School of Computer Science and Engineering, The Hebrew University of Jerusalem, Israel.
Proteins. 2010 Feb 15;78(3):530-47. doi: 10.1002/prot.22575.
In nature, proteins partake in numerous protein- protein interactions that mediate their functions. Moreover, proteins have been shown to be physically stable in multiple structures, induced by cellular conditions, small ligands, or covalent modifications. Understanding how protein sequences achieve this structural promiscuity at the atomic level is a fundamental step in the drug design pipeline and a critical question in protein physics. One way to investigate this subject is to computationally predict protein sequences that are compatible with multiple states, i.e., multiple target structures or binding to distinct partners. The goal of engineering such proteins has been termed multispecific protein design. We develop a novel computational framework to efficiently and accurately perform multispecific protein design. This framework utilizes recent advances in probabilistic graphical modeling to predict sequences with low energies in multiple target states. Furthermore, it is also geared to specifically yield positional amino acid probability profiles compatible with these target states.

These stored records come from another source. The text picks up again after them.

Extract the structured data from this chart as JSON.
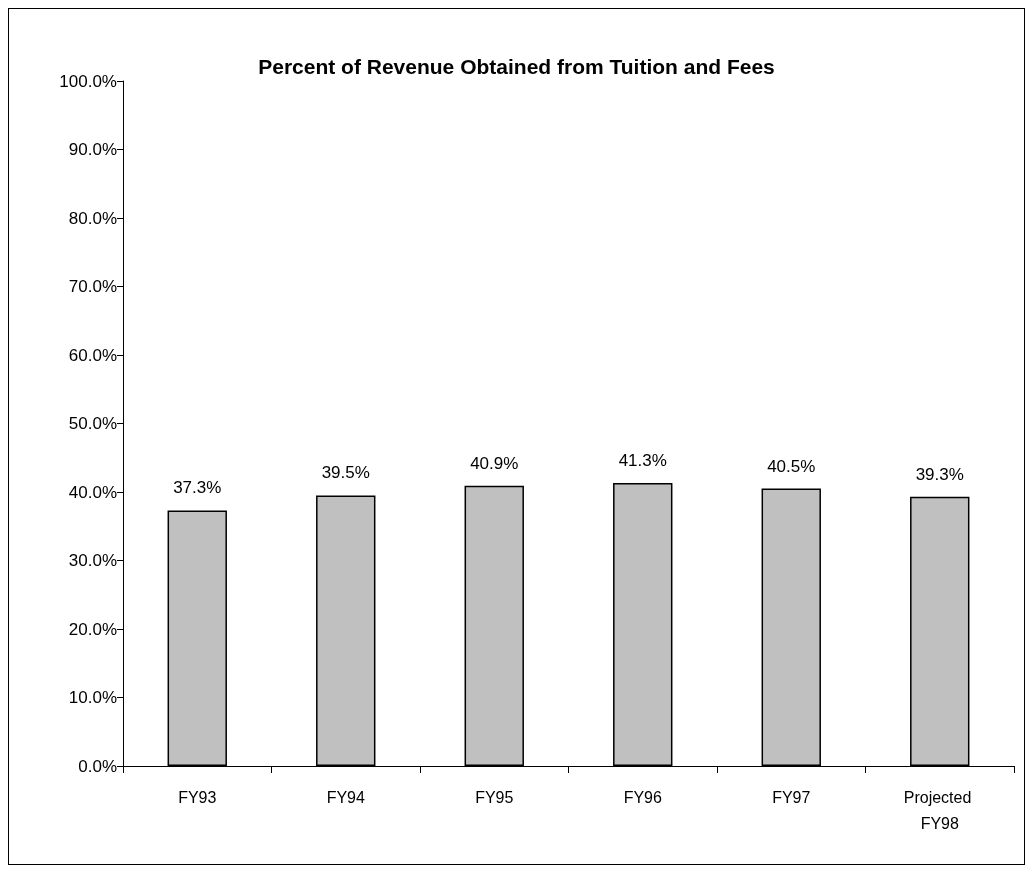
{
  "chart_data": {
    "type": "bar",
    "title": "Percent of Revenue Obtained from Tuition and Fees",
    "categories": [
      "FY93",
      "FY94",
      "FY95",
      "FY96",
      "FY97",
      "Projected FY98"
    ],
    "values": [
      37.3,
      39.5,
      40.9,
      41.3,
      40.5,
      39.3
    ],
    "value_labels": [
      "37.3%",
      "39.5%",
      "40.9%",
      "41.3%",
      "40.5%",
      "39.3%"
    ],
    "color": "#c0c0c0",
    "ylim": [
      0,
      100
    ],
    "yticks": [
      {
        "value": 0,
        "label": "0.0%"
      },
      {
        "value": 10,
        "label": "10.0%"
      },
      {
        "value": 20,
        "label": "20.0%"
      },
      {
        "value": 30,
        "label": "30.0%"
      },
      {
        "value": 40,
        "label": "40.0%"
      },
      {
        "value": 50,
        "label": "50.0%"
      },
      {
        "value": 60,
        "label": "60.0%"
      },
      {
        "value": 70,
        "label": "70.0%"
      },
      {
        "value": 80,
        "label": "80.0%"
      },
      {
        "value": 90,
        "label": "90.0%"
      },
      {
        "value": 100,
        "label": "100.0%"
      }
    ],
    "grid": false
  }
}
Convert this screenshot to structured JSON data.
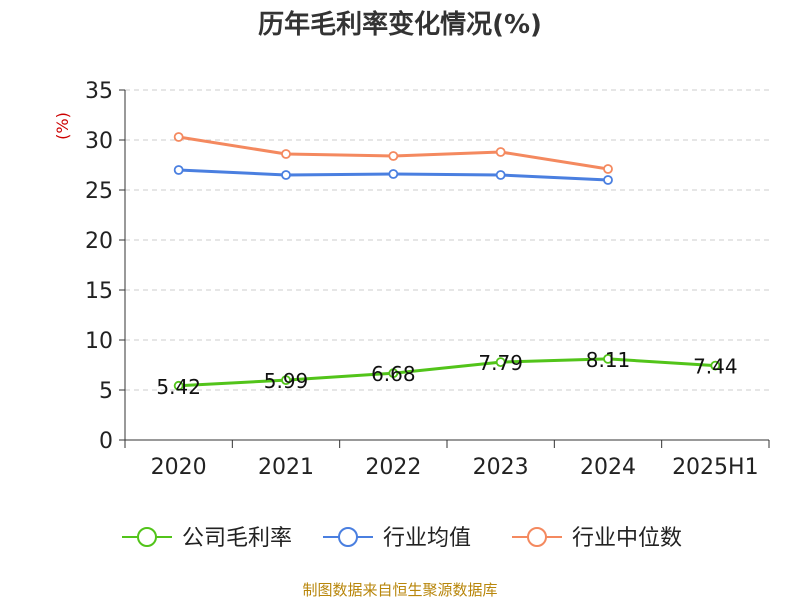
{
  "chart_data": {
    "type": "line",
    "title": "历年毛利率变化情况(%)",
    "unit_label": "(%)",
    "categories": [
      "2020",
      "2021",
      "2022",
      "2023",
      "2024",
      "2025H1"
    ],
    "ylim": [
      0,
      35
    ],
    "yticks": [
      0,
      5,
      10,
      15,
      20,
      25,
      30,
      35
    ],
    "grid": true,
    "legend_position": "bottom",
    "series": [
      {
        "name": "公司毛利率",
        "color": "#52c41a",
        "values": [
          5.42,
          5.99,
          6.68,
          7.79,
          8.11,
          7.44
        ],
        "show_labels": true
      },
      {
        "name": "行业均值",
        "color": "#4a7fe0",
        "values": [
          27.0,
          26.5,
          26.6,
          26.5,
          26.0,
          null
        ],
        "show_labels": false
      },
      {
        "name": "行业中位数",
        "color": "#f4895f",
        "values": [
          30.3,
          28.6,
          28.4,
          28.8,
          27.1,
          null
        ],
        "show_labels": false
      }
    ]
  },
  "colors": {
    "unit_label": "#cc0000",
    "footer": "#b8860b",
    "grid": "#cccccc",
    "axis": "#333333"
  },
  "footer": "制图数据来自恒生聚源数据库"
}
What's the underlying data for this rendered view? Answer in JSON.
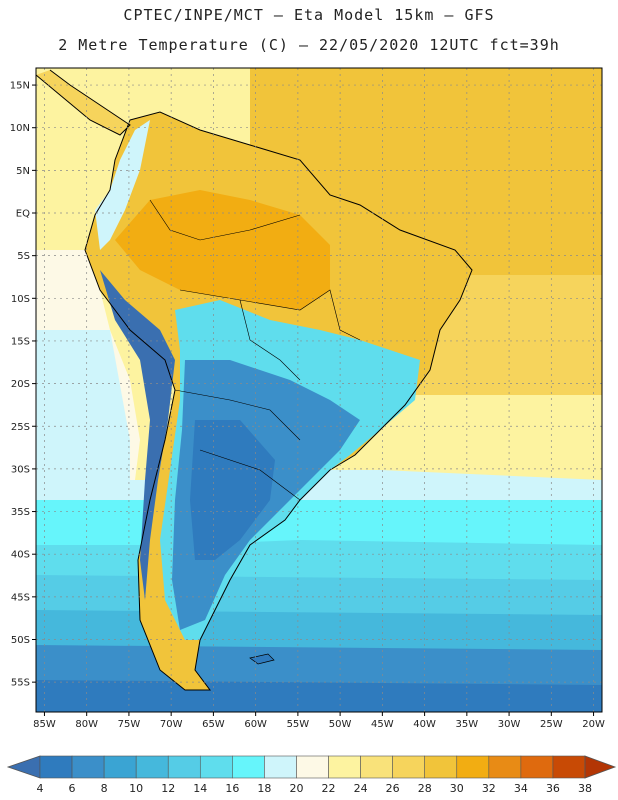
{
  "header": {
    "line1": "CPTEC/INPE/MCT –  Eta Model 15km – GFS",
    "line2": "2 Metre Temperature (C) – 22/05/2020 12UTC fct=39h"
  },
  "map": {
    "lon_range": [
      -86,
      -19
    ],
    "lat_range": [
      -58.5,
      17
    ],
    "lat_ticks": [
      "15N",
      "10N",
      "5N",
      "EQ",
      "5S",
      "10S",
      "15S",
      "20S",
      "25S",
      "30S",
      "35S",
      "40S",
      "45S",
      "50S",
      "55S"
    ],
    "lon_ticks": [
      "85W",
      "80W",
      "75W",
      "70W",
      "65W",
      "60W",
      "55W",
      "50W",
      "45W",
      "40W",
      "35W",
      "30W",
      "25W",
      "20W"
    ]
  },
  "colorbar": {
    "labels": [
      "4",
      "6",
      "8",
      "10",
      "12",
      "14",
      "16",
      "18",
      "20",
      "22",
      "24",
      "26",
      "28",
      "30",
      "32",
      "34",
      "36",
      "38"
    ],
    "colors": [
      "#3a6fb0",
      "#2f7bbe",
      "#3b8fc9",
      "#3aa4d3",
      "#45b8dc",
      "#55cce6",
      "#5fdded",
      "#66f5fb",
      "#cff5fb",
      "#fdf9e6",
      "#fdf3a0",
      "#f9e27a",
      "#f6d45c",
      "#f1c43a",
      "#f2ad12",
      "#e88b15",
      "#df6a0e",
      "#c84a05",
      "#b33605"
    ]
  }
}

Such profiles can be used as input to randomly bias high-throughput experimental sequence screening techniques, such as phage display, thus providing an alternative avenue for elucidating the multispecificity of natural proteins and the synthesis of novel proteins with specific functionalities. We prove the utility of such multispecific design techniques in better recovering amino acid sequence diversities similar to those resulting from millions of years of evolution. We then compare the approaches of prediction of low energy ensembles and of amino acid profiles and demonstrate their complementarity in providing more robust predictions for protein design.
在自然界中,蛋白质参与了许多介导其功能的蛋白质-蛋白质相互作用。此外,已经表明蛋白质在多种结构中具有物理稳定性,这些结构是由细胞条件、小配体或共价修饰诱导的。了解蛋白质序列如何在原子水平上实现这种结构混杂性是药物设计管道的一个基本步骤,也是蛋白质物理中的一个关键问题。一种研究这个主题的方法是计算预测与多种状态(即多个目标结构或与不同配体结合)兼容的蛋白质序列。设计此类蛋白质的目标被称为多特异性蛋白质设计。我们开发了一种新颖的计算框架,以高效、准确地进行多特异性蛋白质设计。该框架利用概率图形建模的最新进展来预测在多个目标状态下具有低能量的序列。此外,它还专门生成与这些目标状态兼容的位置氨基酸概率分布。这些分布可用于随机偏向高通量实验序列筛选技术,如噬菌体展示,从而为阐明天然蛋白质的多特异性和合成具有特定功能的新型蛋白质提供了另一种途径。我们证明了这种多特异性设计技术在更好地恢复类似于数百万年进化产生的氨基酸序列多样性方面的有效性。然后,我们比较了低能量集合和氨基酸分布的预测方法,并证明了它们在提供更稳健的蛋白质设计预测方面的互补性。